Voluntary work

Voluntary work is a contract involving two parties. Voluntary work is not compulsory, is not paid, and thus falls outside permanent employment. It is not private, but neither is paid employment. A volunteer is not an employee, entrepreneur or hands-on trainee.

Moreover, a volunteer cannot be paid for his work, neither with a salary nor with a fee. If he does receive any form of payment, he leaves the land of the volunteers and enters the juridical territory of the employment contract or assignment.

Checklist voluntary work

If you set down the agreements in writing, you have made things clear for one another beforehand – a major advantage compared with oral agreements.

If you perform voluntary work yourself

  1. Activities
    What will your activities be, what is expected of you, how often, when and/or during which period? How is the termination of your voluntary work arranged? Who supervises you?
  2. Expense allowance
    Volunteers can never receive a salary or a fee, but they can receive an allowance. The organisation you work for can give you a tax-free allowance of max. €2,75 per hour if you are younger than 22 and €5,00 if you are older. There is a maximum of €170 per month and €1700 per year.
  3. Liability and insurance
    The organisation or person for whom you perform voluntary work is liable if you suffer harm (accident) and if you cause it yourself.

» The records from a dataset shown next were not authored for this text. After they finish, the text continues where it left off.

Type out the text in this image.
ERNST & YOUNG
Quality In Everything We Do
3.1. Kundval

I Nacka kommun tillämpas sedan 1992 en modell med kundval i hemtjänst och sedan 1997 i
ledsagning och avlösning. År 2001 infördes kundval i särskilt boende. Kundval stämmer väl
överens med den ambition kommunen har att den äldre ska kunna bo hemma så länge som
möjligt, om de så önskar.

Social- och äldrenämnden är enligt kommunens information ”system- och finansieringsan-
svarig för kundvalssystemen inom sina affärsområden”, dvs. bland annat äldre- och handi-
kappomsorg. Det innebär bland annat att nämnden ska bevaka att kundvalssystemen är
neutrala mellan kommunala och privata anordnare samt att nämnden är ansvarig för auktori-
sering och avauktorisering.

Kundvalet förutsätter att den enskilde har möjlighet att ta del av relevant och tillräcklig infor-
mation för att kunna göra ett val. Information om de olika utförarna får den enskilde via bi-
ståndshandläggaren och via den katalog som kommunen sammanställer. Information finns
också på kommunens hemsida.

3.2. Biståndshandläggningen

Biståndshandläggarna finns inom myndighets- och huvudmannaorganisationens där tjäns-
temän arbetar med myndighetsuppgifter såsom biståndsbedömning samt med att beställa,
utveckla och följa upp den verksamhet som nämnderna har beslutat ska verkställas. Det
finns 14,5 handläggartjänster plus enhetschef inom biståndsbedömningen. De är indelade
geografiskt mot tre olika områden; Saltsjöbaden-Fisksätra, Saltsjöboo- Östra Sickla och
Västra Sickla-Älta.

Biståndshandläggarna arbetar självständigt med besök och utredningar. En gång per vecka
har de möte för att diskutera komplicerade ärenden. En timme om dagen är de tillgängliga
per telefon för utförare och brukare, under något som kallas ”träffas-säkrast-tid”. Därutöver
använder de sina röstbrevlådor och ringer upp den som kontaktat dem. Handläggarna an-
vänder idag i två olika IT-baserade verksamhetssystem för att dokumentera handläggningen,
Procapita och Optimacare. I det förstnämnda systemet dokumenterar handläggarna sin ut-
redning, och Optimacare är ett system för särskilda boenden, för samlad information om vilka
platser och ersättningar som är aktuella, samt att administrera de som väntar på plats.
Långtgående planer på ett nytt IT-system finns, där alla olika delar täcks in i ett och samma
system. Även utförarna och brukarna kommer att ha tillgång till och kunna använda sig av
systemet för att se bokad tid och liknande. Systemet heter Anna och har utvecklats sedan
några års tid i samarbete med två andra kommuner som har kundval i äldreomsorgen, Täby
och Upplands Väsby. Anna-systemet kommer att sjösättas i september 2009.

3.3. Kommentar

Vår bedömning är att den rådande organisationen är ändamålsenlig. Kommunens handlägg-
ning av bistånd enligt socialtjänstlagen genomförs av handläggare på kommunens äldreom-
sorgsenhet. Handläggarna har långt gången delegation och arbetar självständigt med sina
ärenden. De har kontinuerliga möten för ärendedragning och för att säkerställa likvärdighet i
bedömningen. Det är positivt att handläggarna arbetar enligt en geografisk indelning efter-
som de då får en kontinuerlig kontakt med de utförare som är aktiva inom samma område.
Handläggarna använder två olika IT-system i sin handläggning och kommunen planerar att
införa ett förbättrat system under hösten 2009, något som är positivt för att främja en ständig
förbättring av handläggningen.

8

An exception is made for intentional damage or deliberately reckless behaviour, which is not covered by any insurance policy. Is there a company third-party liability insurance for you as a volunteer? A private third-party liability insurance does not cover damage to or by volunteers.
  4. Health and Safety Act
    The Health and Safety Act also applies to volunteers. Exception: if you work for an organisation that has no paid employees at all, or only a paid employee who works less than 40 hours a week, the Health and Safety Act is only partly applicable. In that case it applies only to very serious risks such as the risk of falling (from a stage, for example), dangerous substances and professional fireworks.

If you or your organisation use volunteers
All of the above considerations apply in reverse. Important: You may find you have brought in a volunteer before you know it! You should realise that this has consequences for liability and insurance.